Survey of statistical methods that introduces experimental design and analysis of variance; multiple linear regression; analysis of residuals to assess model fit; categorical data analysis including chi-squared tests and logistic regression; non-parametric tests; and statistical power. Emphasizes precise statistical communication and implementation using software with programming capabilities. Major project required.
Athena Title
Statistical Methods (Honors)
Equivalent Courses
Not open to students with credit in STAT 4210
Prerequisite
(STAT 2000 or STAT 2000E or STAT 2100H or BUSN 3000 or BUSN 3000E or BUSN 3000H or BIOS 2010 or BIOS 2010E) and permission of Honors
Semester Course Offered
Offered spring
Grading System
A - F (Traditional)
Student learning Outcomes
Students will evaluate potential study designs to select one that provides adequate statistical power and supports the intended scope of the study’s conclusions.
Students will use statistical software to calculate summary statistics, construct graphs, and fit models that can be used to make predictions and quantify explained and unexplained variability.

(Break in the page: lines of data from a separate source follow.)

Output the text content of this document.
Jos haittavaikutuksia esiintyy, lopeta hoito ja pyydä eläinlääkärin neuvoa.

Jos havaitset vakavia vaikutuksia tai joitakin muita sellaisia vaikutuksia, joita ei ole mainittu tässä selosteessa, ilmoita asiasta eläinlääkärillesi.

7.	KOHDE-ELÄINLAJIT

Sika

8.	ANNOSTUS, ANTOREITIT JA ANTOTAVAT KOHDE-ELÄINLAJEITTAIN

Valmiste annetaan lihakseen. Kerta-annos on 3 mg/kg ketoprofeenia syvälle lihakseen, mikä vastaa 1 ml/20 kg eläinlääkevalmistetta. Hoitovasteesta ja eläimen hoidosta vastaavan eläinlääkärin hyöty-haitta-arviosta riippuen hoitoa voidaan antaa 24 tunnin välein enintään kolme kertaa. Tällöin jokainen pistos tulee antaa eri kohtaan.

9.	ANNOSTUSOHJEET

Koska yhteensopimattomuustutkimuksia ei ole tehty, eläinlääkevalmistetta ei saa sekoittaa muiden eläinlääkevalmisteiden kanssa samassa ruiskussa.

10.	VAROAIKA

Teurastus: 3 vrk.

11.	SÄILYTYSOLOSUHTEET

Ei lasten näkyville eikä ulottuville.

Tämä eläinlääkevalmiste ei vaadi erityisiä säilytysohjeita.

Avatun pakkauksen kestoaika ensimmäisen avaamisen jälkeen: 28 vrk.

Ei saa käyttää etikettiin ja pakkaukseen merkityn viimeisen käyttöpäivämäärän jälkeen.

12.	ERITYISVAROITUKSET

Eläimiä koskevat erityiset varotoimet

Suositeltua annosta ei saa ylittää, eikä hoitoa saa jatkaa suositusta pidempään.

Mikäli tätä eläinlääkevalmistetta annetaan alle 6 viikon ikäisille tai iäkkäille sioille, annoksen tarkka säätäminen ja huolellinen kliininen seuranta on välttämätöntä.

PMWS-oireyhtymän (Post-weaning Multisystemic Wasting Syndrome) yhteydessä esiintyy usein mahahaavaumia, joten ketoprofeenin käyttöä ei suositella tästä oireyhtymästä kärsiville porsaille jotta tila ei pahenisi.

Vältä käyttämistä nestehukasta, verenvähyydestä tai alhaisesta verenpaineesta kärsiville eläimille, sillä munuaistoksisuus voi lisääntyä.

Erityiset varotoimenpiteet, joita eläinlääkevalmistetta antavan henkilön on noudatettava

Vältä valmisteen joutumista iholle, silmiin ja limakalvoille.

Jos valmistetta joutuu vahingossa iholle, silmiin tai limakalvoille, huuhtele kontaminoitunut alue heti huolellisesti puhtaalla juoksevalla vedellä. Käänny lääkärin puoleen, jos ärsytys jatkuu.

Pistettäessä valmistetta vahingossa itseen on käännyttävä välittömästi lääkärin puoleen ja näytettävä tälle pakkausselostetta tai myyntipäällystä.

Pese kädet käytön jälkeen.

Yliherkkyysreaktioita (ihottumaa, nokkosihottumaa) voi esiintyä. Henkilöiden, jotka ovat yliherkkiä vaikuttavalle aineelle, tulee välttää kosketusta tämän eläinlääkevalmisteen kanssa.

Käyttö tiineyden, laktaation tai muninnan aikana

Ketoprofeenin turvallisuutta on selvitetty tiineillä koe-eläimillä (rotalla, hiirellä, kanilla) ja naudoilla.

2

Students will use multivariable models to describe the relationship between variables of interest while controlling for potential confounding variables and nuisance variables that increase variability.
Students will assess model fit and select a final model that accounts for important data features (e.g., interaction between variables, non-linear relationships).
Students will use the statistical problem-solving process as a framework to evaluate alignment between the research question, data collection, analysis methods, and conclusions.
Topical Outline
Introduction to the statistical problem-solving process
Introduction to multivariable thinking
Parametric and nonparametric inference methods to compare means
Statistical power
Sums of squares (analysis of variance) to quantify sources of variation
One-way and two-way ANOVA F-tests
Multivariable models that account for interactions between predictors
Full-factorial designs and randomized block designs
Multiple regression models with quantitative and/or categorical predictors
Analysis of residuals and model building
Transformations for modeling nonlinear associations
Chi-squared tests of independence and goodness-of-fit
Logistic regression
Institutional Competencies Learning Outcomes
Analytical Thinking
The ability to reason, interpret, analyze, and solve problems from a wide array of authentic contexts.